Sepakbola

Bonucci Puji Allegri: Pelatih Terbaik dengan Intuisi Fenomenal dan Pendekatan Humanis

Advertisement

Mantan bek tangguh AC Milan dan Juventus, Leonardo Bonucci, melontarkan pujian setinggi langit kepada Massimiliano Allegri. Bonucci menyebut Allegri sebagai pelatih terbaik yang pernah ia miliki, menyoroti intuisi luar biasa dan kemampuannya dalam memanusiakan pemain.

Allegri Kembalikan Kejayaan Milan

Massimiliano Allegri kembali dipercaya menukangi AC Milan di awal musim ini dengan harapan besar untuk mengembalikan performa Rossoneri yang sempat terseok-seok dan gagal menembus kompetisi Eropa. Di bawah arahan Allegri, Milan menunjukkan performa yang menjanjikan dan kini bertengger di peringkat kedua Serie A, hanya tertinggal tujuh poin dari pemuncak klasemen, Inter Milan.

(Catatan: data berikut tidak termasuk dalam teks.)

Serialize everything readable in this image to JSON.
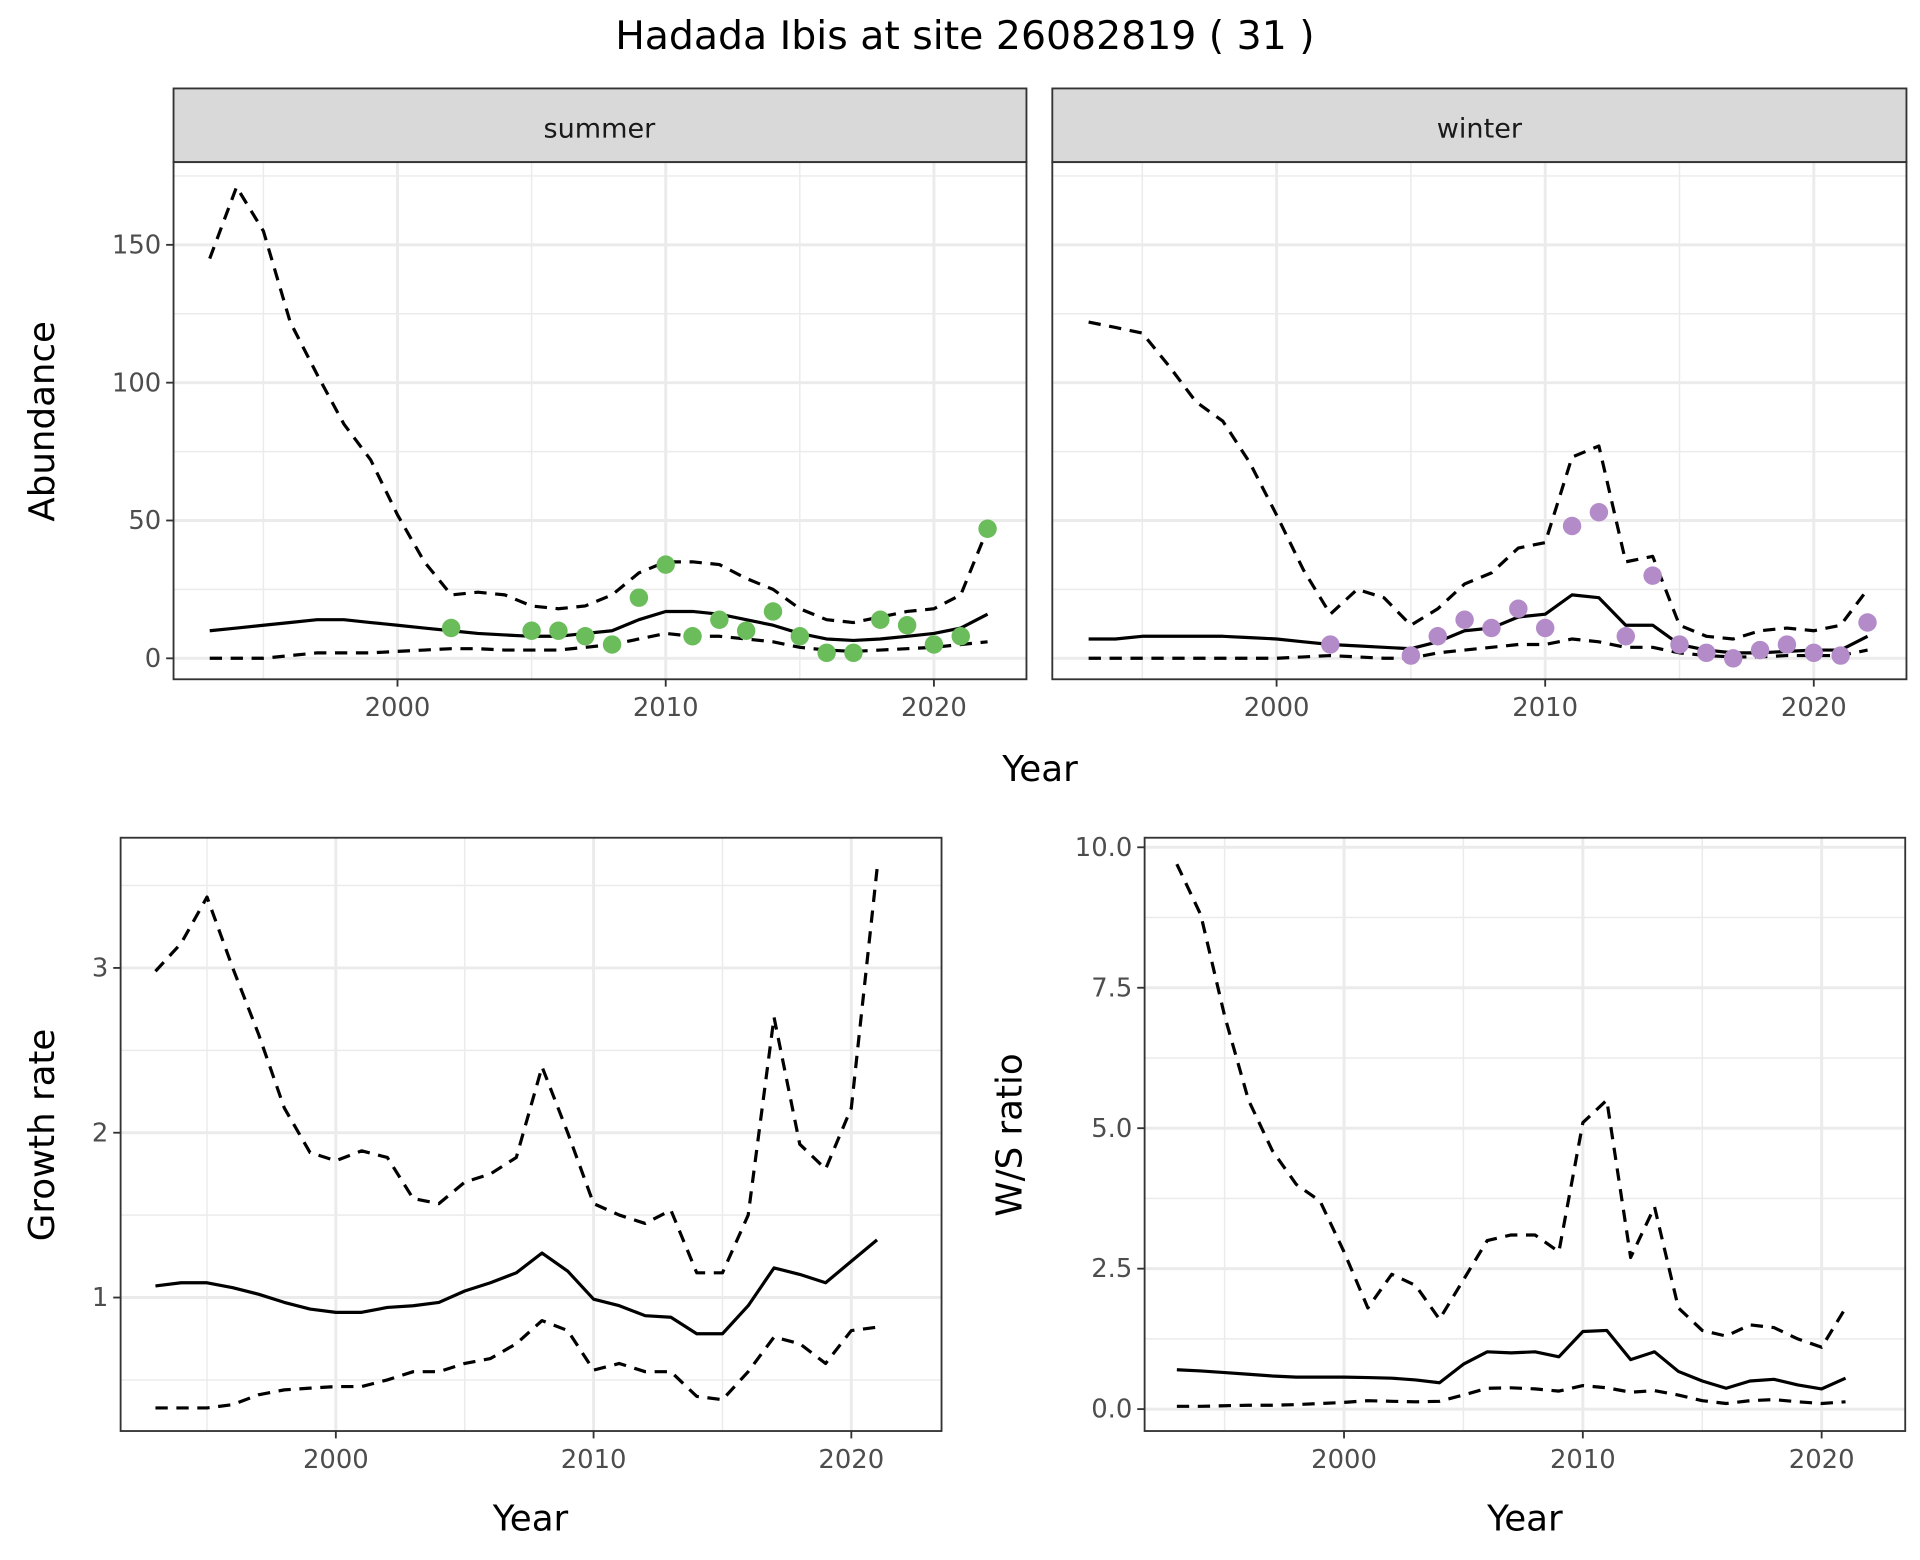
{
  "title": "Hadada Ibis at site 26082819 ( 31 )",
  "colors": {
    "summer_points": "#6bbd5b",
    "winter_points": "#b48bc9",
    "strip": "#d9d9d9",
    "grid": "#ebebeb"
  },
  "chart_data": [
    {
      "id": "summer",
      "type": "line",
      "strip": "summer",
      "xlabel": "Year",
      "ylabel": "Abundance",
      "xticks": [
        2000,
        2010,
        2020
      ],
      "yticks": [
        0,
        50,
        100,
        150
      ],
      "xlim": [
        1991.65,
        2023.45
      ],
      "ylim": [
        -7.6,
        180
      ],
      "x": [
        1993,
        1994,
        1995,
        1996,
        1997,
        1998,
        1999,
        2000,
        2001,
        2002,
        2003,
        2004,
        2005,
        2006,
        2007,
        2008,
        2009,
        2010,
        2011,
        2012,
        2013,
        2014,
        2015,
        2016,
        2017,
        2018,
        2019,
        2020,
        2021,
        2022
      ],
      "series": [
        {
          "name": "upper",
          "style": "dashed",
          "values": [
            145,
            171,
            155,
            122,
            103,
            85,
            72,
            52,
            35,
            23,
            24,
            23,
            19,
            18,
            19,
            23,
            31,
            35,
            35,
            34,
            29,
            25,
            18,
            14,
            13,
            15,
            17,
            18,
            23,
            47
          ]
        },
        {
          "name": "mean",
          "style": "solid",
          "values": [
            10,
            11,
            12,
            13,
            14,
            14,
            13,
            12,
            11,
            10,
            9,
            8.5,
            8,
            8,
            9,
            10,
            14,
            17,
            17,
            16,
            14,
            12,
            9,
            7,
            6.5,
            7,
            8,
            9,
            11,
            16
          ]
        },
        {
          "name": "lower",
          "style": "dashed",
          "values": [
            0,
            0,
            0,
            1,
            2,
            2,
            2,
            2.5,
            3,
            3.5,
            3.5,
            3,
            3,
            3,
            4,
            5,
            7,
            9,
            8,
            8,
            7,
            6,
            4,
            3,
            2.5,
            3,
            3.5,
            4,
            5,
            6
          ]
        }
      ],
      "points": {
        "x": [
          2002,
          2005,
          2006,
          2007,
          2008,
          2009,
          2010,
          2011,
          2012,
          2013,
          2014,
          2015,
          2016,
          2017,
          2018,
          2019,
          2020,
          2021,
          2022
        ],
        "y": [
          11,
          10,
          10,
          8,
          5,
          22,
          34,
          8,
          14,
          10,
          17,
          8,
          2,
          2,
          14,
          12,
          5,
          8,
          47
        ]
      }
    },
    {
      "id": "winter",
      "type": "line",
      "strip": "winter",
      "xlabel": "Year",
      "ylabel": "Abundance",
      "xticks": [
        2000,
        2010,
        2020
      ],
      "yticks": [
        0,
        50,
        100,
        150
      ],
      "xlim": [
        1991.65,
        2023.45
      ],
      "ylim": [
        -7.6,
        180
      ],
      "x": [
        1993,
        1994,
        1995,
        1996,
        1997,
        1998,
        1999,
        2000,
        2001,
        2002,
        2003,
        2004,
        2005,
        2006,
        2007,
        2008,
        2009,
        2010,
        2011,
        2012,
        2013,
        2014,
        2015,
        2016,
        2017,
        2018,
        2019,
        2020,
        2021,
        2022
      ],
      "series": [
        {
          "name": "upper",
          "style": "dashed",
          "values": [
            122,
            120,
            118,
            106,
            93,
            86,
            71,
            52,
            32,
            16,
            25,
            22,
            12,
            18,
            27,
            31,
            40,
            42,
            73,
            77,
            35,
            37,
            12,
            8,
            7,
            10,
            11,
            10,
            12,
            25
          ]
        },
        {
          "name": "mean",
          "style": "solid",
          "values": [
            7,
            7,
            8,
            8,
            8,
            8,
            7.5,
            7,
            6,
            5,
            4.5,
            4,
            3.5,
            6,
            10,
            11,
            15,
            16,
            23,
            22,
            12,
            12,
            5,
            3,
            2,
            2,
            2.5,
            3,
            3,
            8
          ]
        },
        {
          "name": "lower",
          "style": "dashed",
          "values": [
            0,
            0,
            0,
            0,
            0,
            0,
            0,
            0,
            0.5,
            1,
            0.5,
            0,
            0,
            2,
            3,
            4,
            5,
            5,
            7,
            6,
            4,
            4,
            2,
            1,
            0.5,
            0.5,
            1,
            1,
            1,
            3
          ]
        }
      ],
      "points": {
        "x": [
          2002,
          2005,
          2006,
          2007,
          2008,
          2009,
          2010,
          2011,
          2012,
          2013,
          2014,
          2015,
          2016,
          2017,
          2018,
          2019,
          2020,
          2021,
          2022
        ],
        "y": [
          5,
          1,
          8,
          14,
          11,
          18,
          11,
          48,
          53,
          8,
          30,
          5,
          2,
          0,
          3,
          5,
          2,
          1,
          13
        ]
      }
    },
    {
      "id": "growth",
      "type": "line",
      "xlabel": "Year",
      "ylabel": "Growth rate",
      "xticks": [
        2000,
        2010,
        2020
      ],
      "yticks": [
        1,
        2,
        3
      ],
      "xlim": [
        1991.65,
        2023.5
      ],
      "ylim": [
        0.19,
        3.79
      ],
      "x": [
        1993,
        1994,
        1995,
        1996,
        1997,
        1998,
        1999,
        2000,
        2001,
        2002,
        2003,
        2004,
        2005,
        2006,
        2007,
        2008,
        2009,
        2010,
        2011,
        2012,
        2013,
        2014,
        2015,
        2016,
        2017,
        2018,
        2019,
        2020,
        2021
      ],
      "series": [
        {
          "name": "upper",
          "style": "dashed",
          "values": [
            2.98,
            3.15,
            3.43,
            3.0,
            2.6,
            2.15,
            1.88,
            1.83,
            1.89,
            1.85,
            1.6,
            1.57,
            1.7,
            1.75,
            1.85,
            2.4,
            2.0,
            1.57,
            1.5,
            1.45,
            1.53,
            1.15,
            1.15,
            1.5,
            2.7,
            1.93,
            1.78,
            2.15,
            3.6
          ]
        },
        {
          "name": "mean",
          "style": "solid",
          "values": [
            1.07,
            1.09,
            1.09,
            1.06,
            1.02,
            0.97,
            0.93,
            0.91,
            0.91,
            0.94,
            0.95,
            0.97,
            1.04,
            1.09,
            1.15,
            1.27,
            1.16,
            0.99,
            0.95,
            0.89,
            0.88,
            0.78,
            0.78,
            0.95,
            1.18,
            1.14,
            1.09,
            1.22,
            1.35
          ]
        },
        {
          "name": "lower",
          "style": "dashed",
          "values": [
            0.33,
            0.33,
            0.33,
            0.35,
            0.41,
            0.44,
            0.45,
            0.46,
            0.46,
            0.5,
            0.55,
            0.55,
            0.6,
            0.63,
            0.72,
            0.86,
            0.8,
            0.56,
            0.6,
            0.55,
            0.55,
            0.4,
            0.38,
            0.55,
            0.76,
            0.72,
            0.6,
            0.8,
            0.82
          ]
        }
      ]
    },
    {
      "id": "ws",
      "type": "line",
      "xlabel": "Year",
      "ylabel": "W/S ratio",
      "xticks": [
        2000,
        2010,
        2020
      ],
      "yticks": [
        "0.0",
        "2.5",
        "5.0",
        "7.5",
        "10.0"
      ],
      "xlim": [
        1991.65,
        2023.5
      ],
      "ylim": [
        -0.39,
        10.17
      ],
      "x": [
        1993,
        1994,
        1995,
        1996,
        1997,
        1998,
        1999,
        2000,
        2001,
        2002,
        2003,
        2004,
        2005,
        2006,
        2007,
        2008,
        2009,
        2010,
        2011,
        2012,
        2013,
        2014,
        2015,
        2016,
        2017,
        2018,
        2019,
        2020,
        2021
      ],
      "series": [
        {
          "name": "upper",
          "style": "dashed",
          "values": [
            9.7,
            8.8,
            7.0,
            5.5,
            4.6,
            4.0,
            3.7,
            2.8,
            1.8,
            2.4,
            2.2,
            1.6,
            2.3,
            3.0,
            3.1,
            3.1,
            2.8,
            5.1,
            5.5,
            2.7,
            3.6,
            1.8,
            1.4,
            1.3,
            1.5,
            1.45,
            1.25,
            1.1,
            1.8
          ]
        },
        {
          "name": "mean",
          "style": "solid",
          "values": [
            0.7,
            0.68,
            0.65,
            0.62,
            0.59,
            0.57,
            0.57,
            0.57,
            0.56,
            0.55,
            0.52,
            0.47,
            0.8,
            1.02,
            1.0,
            1.02,
            0.93,
            1.38,
            1.4,
            0.88,
            1.02,
            0.67,
            0.5,
            0.37,
            0.5,
            0.53,
            0.43,
            0.36,
            0.55
          ]
        },
        {
          "name": "lower",
          "style": "dashed",
          "values": [
            0.05,
            0.05,
            0.06,
            0.07,
            0.07,
            0.08,
            0.1,
            0.12,
            0.15,
            0.14,
            0.13,
            0.14,
            0.25,
            0.37,
            0.38,
            0.36,
            0.32,
            0.42,
            0.38,
            0.3,
            0.33,
            0.25,
            0.15,
            0.1,
            0.15,
            0.17,
            0.13,
            0.1,
            0.13
          ]
        }
      ]
    }
  ]
}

Rekam Jejak Gemilang Allegri

Allegri memiliki sejarah panjang dengan AC Milan, pernah melatih klub tersebut pada periode 2010-2014 dan berhasil mempersembahkan satu gelar Serie A serta satu Piala Super Eropa. Setelah itu, ia melanjutkan kariernya di Juventus, di mana ia menukangi klub tersebut dalam dua periode (2014-2019 dan 2021-2024). Bersama Si Nyonya Tua, Allegri meraih lima gelar Serie A.

Advertisement

Bonucci: Allegri Tahu Cara Keluarkan Potensi Pemain

Leonardo Bonucci, yang pernah berada di bawah asuhan Allegri di Juventus pada periode 2014-2017, mengakui kehebatan sang pelatih. Bonucci mengungkapkan bahwa Allegri memiliki cara unik untuk mengeluarkan potensi terbaik dari setiap pemainnya. Kunci utamanya adalah pendekatan humanis yang diterapkan Allegri, yang selalu menghindari perkataan negatif dan fokus pada kondisi terbaik pemain.

“Dalam hal intuisi, Allegri adalah pelatih terhebat yang pernah saya miliki,” ujar Bonucci seperti dikutip dari Football Italia. “Terkadang dia membuat keputusan yang tampak absurd, tetapi keputusan itu menghasilkan hasil. Menjadi pelatih memungkinkan Anda untuk melihat gambaran keseluruhan, sebagai pemain dan sebagai manusia. Dalam hal itu, Max adalah seorang master, sebuah fenomena. Dia tidak pernah berbicara negatif. Keluhan? Tidak pernah. Dia tahu bagaimana menempatkan pemain dalam kondisi terbaik,” jelasnya.